Lesung am FREITAG, 8.7.2022 Rettet wenigstens die Kinder

Angelika Rieber (Hrsg.): Rettet wenigstens die Kinder (Fachhochschulverlag)
Kindertransporte aus Frankfurt am Main: Ungefähr 20.000 Kinder konnten nach dem Novemberpogrom 1939 aus Frankfurt gerettet werden. Anhand von Briefen, Bildern, Dokumenten und Tagebucheinträgen sowie Interviews mit Zeitzeug*innen werden ihre Lebenswege und die Schicksale der Angehörigen lebendig.
Zentralbibliothek, Hasengasse 4, 19.30 Uhr, Eintritt frei | mit Religiöse Gesellschaft der Freunde (Quäker) e. V.

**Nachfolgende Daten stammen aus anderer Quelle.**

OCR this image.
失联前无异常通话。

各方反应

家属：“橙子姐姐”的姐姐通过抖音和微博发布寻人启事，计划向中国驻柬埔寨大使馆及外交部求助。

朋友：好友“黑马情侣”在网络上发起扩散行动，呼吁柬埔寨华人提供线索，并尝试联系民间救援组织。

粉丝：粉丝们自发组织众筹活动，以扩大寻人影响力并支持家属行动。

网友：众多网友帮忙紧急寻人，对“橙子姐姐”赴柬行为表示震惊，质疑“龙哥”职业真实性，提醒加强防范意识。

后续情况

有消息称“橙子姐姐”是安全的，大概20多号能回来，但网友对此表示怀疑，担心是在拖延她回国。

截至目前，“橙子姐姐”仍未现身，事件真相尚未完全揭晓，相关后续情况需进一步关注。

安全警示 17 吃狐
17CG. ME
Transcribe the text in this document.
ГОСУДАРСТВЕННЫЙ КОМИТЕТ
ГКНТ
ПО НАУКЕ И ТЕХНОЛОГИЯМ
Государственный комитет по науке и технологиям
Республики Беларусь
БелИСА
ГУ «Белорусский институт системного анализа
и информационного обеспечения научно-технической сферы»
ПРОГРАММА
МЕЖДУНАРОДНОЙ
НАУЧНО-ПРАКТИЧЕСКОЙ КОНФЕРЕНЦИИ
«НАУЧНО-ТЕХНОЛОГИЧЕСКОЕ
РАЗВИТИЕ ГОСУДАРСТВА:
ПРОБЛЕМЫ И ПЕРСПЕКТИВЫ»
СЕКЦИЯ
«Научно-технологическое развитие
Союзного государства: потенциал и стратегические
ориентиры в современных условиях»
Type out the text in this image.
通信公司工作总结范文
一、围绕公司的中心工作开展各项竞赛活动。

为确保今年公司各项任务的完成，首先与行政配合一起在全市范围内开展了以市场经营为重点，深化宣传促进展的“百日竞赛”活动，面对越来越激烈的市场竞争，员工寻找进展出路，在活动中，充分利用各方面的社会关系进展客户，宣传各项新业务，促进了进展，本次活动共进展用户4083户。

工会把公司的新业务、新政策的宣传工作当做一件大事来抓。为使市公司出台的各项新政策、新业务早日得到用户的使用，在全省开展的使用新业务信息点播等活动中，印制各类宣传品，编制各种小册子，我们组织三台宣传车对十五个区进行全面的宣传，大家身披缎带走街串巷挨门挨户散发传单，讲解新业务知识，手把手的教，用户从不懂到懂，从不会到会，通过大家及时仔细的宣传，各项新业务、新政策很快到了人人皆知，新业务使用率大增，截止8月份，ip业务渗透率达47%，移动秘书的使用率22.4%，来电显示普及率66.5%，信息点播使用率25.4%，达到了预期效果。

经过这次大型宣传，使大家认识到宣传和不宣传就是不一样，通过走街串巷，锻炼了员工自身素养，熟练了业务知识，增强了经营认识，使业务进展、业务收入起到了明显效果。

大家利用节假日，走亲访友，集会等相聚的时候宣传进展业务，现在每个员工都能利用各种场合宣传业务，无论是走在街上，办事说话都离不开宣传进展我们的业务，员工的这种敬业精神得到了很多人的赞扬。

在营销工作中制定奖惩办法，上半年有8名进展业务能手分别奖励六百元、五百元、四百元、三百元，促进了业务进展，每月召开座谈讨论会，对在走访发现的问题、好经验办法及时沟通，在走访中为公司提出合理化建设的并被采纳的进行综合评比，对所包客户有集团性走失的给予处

Hier der Link zur Veranstaltung!


Besuchsprogramm 2022

Im Juni wird wieder eine Gruppe von Nachfahren ehemaliger Frankfurter*innen als Gäste der Stadt nach Frankfurt kommen.
Der Verein Projekt Jüdisches Leben in Frankfurt unterstützt ihre Spurensuche als Kooperationspartner der Stadt und vermittelt Zweitzeugengesprächen in Schulen. Alle Beteiligten freuen sich auf interessante und bewegende Begegnungen. Weitere Informationen unter News .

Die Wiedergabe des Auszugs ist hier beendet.